広辞苑によれば、「節分」とは、立春(りっしゅん)、立夏(りっか)、立秋(りっしゅう)、立冬(りっとう)の前日のことで、今日では、これらの中の立春の前日の節分のみが人口に膾炙されている。
旧暦ではこの立春の前後が年の始めであった。
暦を作る上では、冬至が最も重要な日である。冬至の日は太陽の動きを観察することで決められる。一年で棒の影が最も短くなるタイミングが冬至である。冬至から次の冬至までが一年となる。これを正確に決めるのが暦の最重要事である。
この一年にどのような月を配分するかは次の問題である。
たとえば、江戸時代の最後の暦である「天保暦」では
「歴日中、冬至を含むものを十一月、春分を含むものを二月、夏至を含むものを五月、秋分を含むものを八月とする。」(能田忠亮著「暦」(至文堂:昭和41年)。

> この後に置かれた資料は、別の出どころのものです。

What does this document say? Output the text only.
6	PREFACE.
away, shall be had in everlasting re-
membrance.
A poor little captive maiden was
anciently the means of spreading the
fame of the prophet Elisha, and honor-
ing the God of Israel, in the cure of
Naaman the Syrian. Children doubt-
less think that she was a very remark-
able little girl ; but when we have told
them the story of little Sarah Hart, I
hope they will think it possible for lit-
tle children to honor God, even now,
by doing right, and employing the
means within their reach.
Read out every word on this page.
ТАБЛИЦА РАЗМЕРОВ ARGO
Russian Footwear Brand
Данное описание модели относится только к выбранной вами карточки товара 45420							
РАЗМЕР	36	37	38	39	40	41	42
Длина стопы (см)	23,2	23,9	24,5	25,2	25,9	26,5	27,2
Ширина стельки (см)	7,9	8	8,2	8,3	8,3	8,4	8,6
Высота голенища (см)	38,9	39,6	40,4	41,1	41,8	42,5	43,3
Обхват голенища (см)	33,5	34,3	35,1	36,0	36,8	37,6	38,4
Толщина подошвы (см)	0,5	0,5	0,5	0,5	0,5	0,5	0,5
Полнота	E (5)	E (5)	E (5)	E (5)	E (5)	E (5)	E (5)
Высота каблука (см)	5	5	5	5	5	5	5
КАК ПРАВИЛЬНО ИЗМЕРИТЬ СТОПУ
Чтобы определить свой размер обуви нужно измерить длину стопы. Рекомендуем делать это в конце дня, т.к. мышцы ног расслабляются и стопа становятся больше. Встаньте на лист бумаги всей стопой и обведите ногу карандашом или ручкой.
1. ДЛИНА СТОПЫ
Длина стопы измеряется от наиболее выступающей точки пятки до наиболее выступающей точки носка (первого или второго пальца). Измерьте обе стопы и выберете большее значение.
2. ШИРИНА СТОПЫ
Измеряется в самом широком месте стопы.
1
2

だから正月元日は立春の前後になる。元日が立春の前になるのか、後になるのかは年による。
こんな和歌もある。「年の内に春は来にけりひととせを去年とやいはん今年とやいはん」(在原元方)。
こんな複雑な旧暦であるが、江戸時代の人は西洋の太陽暦を見て、「怪奇の甚だしいもの、蓋し蛮人の遺毒か」(渋川春海)と言ったとか。